You can find the complete code (minus the RASA logic - you will have to supply your own) at our github repository.
What does it do ?
The setup allows you to call a phone number and then interact with a Voicebot that uses RASA as the dialog logic engine.
How does it work ?
The Components
- Twilio Programmable Voice - We configure a Twilio phone number to point to a TwiML App that has the AWS Lambda function as the callback URL.
- AWS Lambda function - a single Node.js function with an API Gateway trigger (simple HTTP API type).
- Voicegain STT API - we are using /asr/transcribe/async api with input via websocket stream and output via a callback. Callback is to the same AWS Lambda function but Voicegain callback is POST while Twilio callback is GET.
- RASA - dialog logic is provided by RASA NLU Dialog server which is accessible over RestInput API.
- AWS S3 for storing the transcription results at each dialog turn.

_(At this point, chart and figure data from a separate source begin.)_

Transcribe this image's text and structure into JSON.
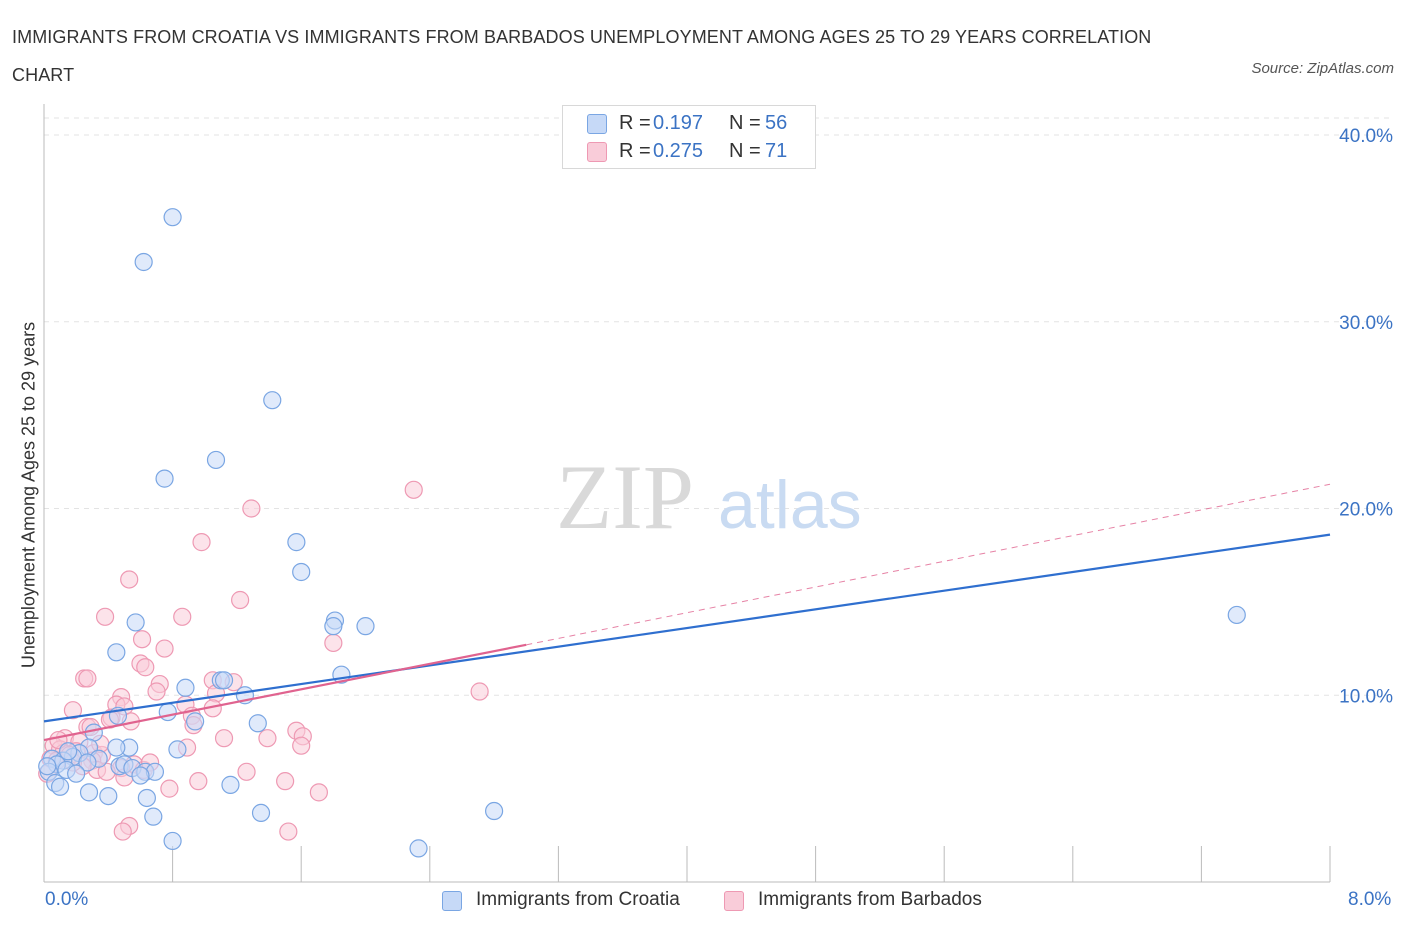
{
  "title": "IMMIGRANTS FROM CROATIA VS IMMIGRANTS FROM BARBADOS UNEMPLOYMENT AMONG AGES 25 TO 29 YEARS CORRELATION CHART",
  "source": "Source: ZipAtlas.com",
  "watermark": {
    "zip": "ZIP",
    "atlas": "atlas"
  },
  "legend_top": {
    "r_label": "R =",
    "n_label": "N =",
    "croatia": {
      "r": "0.197",
      "n": "56"
    },
    "barbados": {
      "r": "0.275",
      "n": "71"
    }
  },
  "colors": {
    "croatia_fill": "#c6d9f7",
    "croatia_stroke": "#7aa6e3",
    "croatia_line": "#2f6fcf",
    "barbados_fill": "#f9ccd9",
    "barbados_stroke": "#ee99b3",
    "barbados_line": "#e0638f",
    "axis_text": "#3b73c4"
  },
  "chart_data": {
    "type": "scatter",
    "title": "IMMIGRANTS FROM CROATIA VS IMMIGRANTS FROM BARBADOS UNEMPLOYMENT AMONG AGES 25 TO 29 YEARS CORRELATION CHART",
    "xlabel": "",
    "ylabel": "Unemployment Among Ages 25 to 29 years",
    "xlim": [
      0,
      8
    ],
    "ylim": [
      0,
      40
    ],
    "x_tick_labels": [
      "0.0%",
      "8.0%"
    ],
    "y_ticks": [
      10,
      20,
      30,
      40
    ],
    "y_tick_labels": [
      "10.0%",
      "20.0%",
      "30.0%",
      "40.0%"
    ],
    "series": [
      {
        "name": "Immigrants from Croatia",
        "r": 0.197,
        "n": 56,
        "trend": {
          "x": [
            0,
            8
          ],
          "y": [
            8.6,
            18.6
          ]
        },
        "points": [
          [
            0.8,
            35.6
          ],
          [
            0.62,
            33.2
          ],
          [
            1.42,
            25.8
          ],
          [
            1.07,
            22.6
          ],
          [
            0.75,
            21.6
          ],
          [
            1.57,
            18.2
          ],
          [
            1.6,
            16.6
          ],
          [
            7.42,
            14.3
          ],
          [
            1.81,
            14.0
          ],
          [
            0.57,
            13.9
          ],
          [
            1.8,
            13.7
          ],
          [
            2.0,
            13.7
          ],
          [
            0.45,
            12.3
          ],
          [
            1.85,
            11.1
          ],
          [
            1.1,
            10.8
          ],
          [
            1.12,
            10.8
          ],
          [
            0.88,
            10.4
          ],
          [
            1.25,
            10.0
          ],
          [
            0.77,
            9.1
          ],
          [
            0.46,
            8.9
          ],
          [
            0.94,
            8.6
          ],
          [
            1.33,
            8.5
          ],
          [
            0.31,
            8.0
          ],
          [
            0.28,
            7.2
          ],
          [
            0.53,
            7.2
          ],
          [
            0.45,
            7.2
          ],
          [
            0.83,
            7.1
          ],
          [
            0.22,
            6.9
          ],
          [
            0.18,
            6.7
          ],
          [
            0.05,
            6.6
          ],
          [
            0.12,
            6.5
          ],
          [
            0.34,
            6.6
          ],
          [
            0.27,
            6.4
          ],
          [
            0.08,
            6.3
          ],
          [
            0.47,
            6.2
          ],
          [
            0.5,
            6.3
          ],
          [
            0.55,
            6.1
          ],
          [
            0.14,
            6.0
          ],
          [
            0.03,
            5.9
          ],
          [
            0.63,
            5.9
          ],
          [
            0.69,
            5.9
          ],
          [
            0.6,
            5.7
          ],
          [
            0.07,
            5.3
          ],
          [
            0.1,
            5.1
          ],
          [
            1.16,
            5.2
          ],
          [
            0.28,
            4.8
          ],
          [
            0.4,
            4.6
          ],
          [
            0.64,
            4.5
          ],
          [
            1.35,
            3.7
          ],
          [
            2.8,
            3.8
          ],
          [
            0.68,
            3.5
          ],
          [
            0.8,
            2.2
          ],
          [
            2.33,
            1.8
          ],
          [
            0.15,
            7.0
          ],
          [
            0.02,
            6.2
          ],
          [
            0.2,
            5.8
          ]
        ]
      },
      {
        "name": "Immigrants from Barbados",
        "r": 0.275,
        "n": 71,
        "trend": {
          "x": [
            0,
            3.0
          ],
          "y": [
            7.6,
            12.7
          ]
        },
        "trend_extended": {
          "x": [
            3.0,
            8.0
          ],
          "y": [
            12.7,
            21.3
          ]
        },
        "points": [
          [
            2.3,
            21.0
          ],
          [
            1.29,
            20.0
          ],
          [
            0.98,
            18.2
          ],
          [
            0.53,
            16.2
          ],
          [
            1.22,
            15.1
          ],
          [
            0.38,
            14.2
          ],
          [
            0.86,
            14.2
          ],
          [
            0.61,
            13.0
          ],
          [
            0.75,
            12.5
          ],
          [
            1.8,
            12.8
          ],
          [
            0.6,
            11.7
          ],
          [
            0.63,
            11.5
          ],
          [
            0.25,
            10.9
          ],
          [
            0.27,
            10.9
          ],
          [
            0.72,
            10.6
          ],
          [
            1.05,
            10.8
          ],
          [
            1.18,
            10.7
          ],
          [
            2.71,
            10.2
          ],
          [
            1.07,
            10.1
          ],
          [
            0.48,
            9.9
          ],
          [
            0.18,
            9.2
          ],
          [
            0.45,
            9.5
          ],
          [
            0.5,
            9.4
          ],
          [
            0.88,
            9.5
          ],
          [
            0.92,
            8.9
          ],
          [
            0.54,
            8.6
          ],
          [
            0.93,
            8.4
          ],
          [
            0.42,
            8.8
          ],
          [
            0.27,
            8.3
          ],
          [
            0.29,
            8.3
          ],
          [
            1.57,
            8.1
          ],
          [
            1.61,
            7.8
          ],
          [
            0.13,
            7.7
          ],
          [
            0.22,
            7.5
          ],
          [
            1.12,
            7.7
          ],
          [
            1.39,
            7.7
          ],
          [
            0.06,
            7.3
          ],
          [
            0.1,
            7.1
          ],
          [
            0.2,
            7.0
          ],
          [
            0.89,
            7.2
          ],
          [
            1.6,
            7.3
          ],
          [
            0.12,
            6.9
          ],
          [
            0.31,
            6.9
          ],
          [
            0.36,
            6.8
          ],
          [
            0.04,
            6.6
          ],
          [
            0.08,
            6.5
          ],
          [
            0.3,
            6.5
          ],
          [
            0.56,
            6.3
          ],
          [
            0.48,
            6.1
          ],
          [
            0.33,
            6.0
          ],
          [
            0.39,
            5.9
          ],
          [
            0.62,
            6.0
          ],
          [
            1.26,
            5.9
          ],
          [
            0.02,
            5.8
          ],
          [
            0.5,
            5.6
          ],
          [
            0.96,
            5.4
          ],
          [
            1.5,
            5.4
          ],
          [
            0.78,
            5.0
          ],
          [
            1.71,
            4.8
          ],
          [
            0.53,
            3.0
          ],
          [
            0.49,
            2.7
          ],
          [
            1.52,
            2.7
          ],
          [
            0.16,
            6.8
          ],
          [
            0.24,
            6.2
          ],
          [
            0.09,
            7.6
          ],
          [
            0.41,
            8.7
          ],
          [
            0.66,
            6.4
          ],
          [
            1.05,
            9.3
          ],
          [
            0.7,
            10.2
          ],
          [
            0.35,
            7.4
          ],
          [
            0.18,
            6.4
          ]
        ]
      }
    ]
  }
}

November 2021 Update: We do not recommend S3 and AWS Lambda for a production setup. A more up to date review of various options to build a Voice Bot is described here. You should consider replacing the functionality of S3 and AWS Lambda with a web server that is able to maintain state - like Node.js or Python Flask.
The Steps
The sequence diagram is provided below. Basically, the sequence of operations is as follows:
- Call a Twilio phone number
- Twilio makes an initial callback to the Lambda function
- Lambda function sends "Hi" RASA and RASA responds with the initial dialog prompt
- Lambda function calls Voicegain to start an async transcription session. Voicegain responds with a url of a websocket for audio streaming
- Lambda function responds to Twilio with a TwiML command <Connect><Stream> to open a Media Stream to Voicegain. The command will also contain the text of the question prompt.
- Voicegain uses TTS to generate from the text of the RASA question an audio prompt and streams it via websocket to Twilio for playback
- The Caller hears the prompt and says something in response
- Twilio streams caller audio to Voicegain ASR for speech recognition
- Voicegain ASR transcribes the speech to text and makes a callback with the result of transcription to Lambda function
- Lambda function stores the transcription result in S3
- Voicegain closes the websocket session with Twilio
- Twilio notices end of session with ASR and makes a callback to Lambda function to find out what to do next
- Lambda function retrieves result of recognition from S3 and passes it to RASA.
- RASA processes the answer and generates next question in the dialogue
- We continue next turn same as in step 4.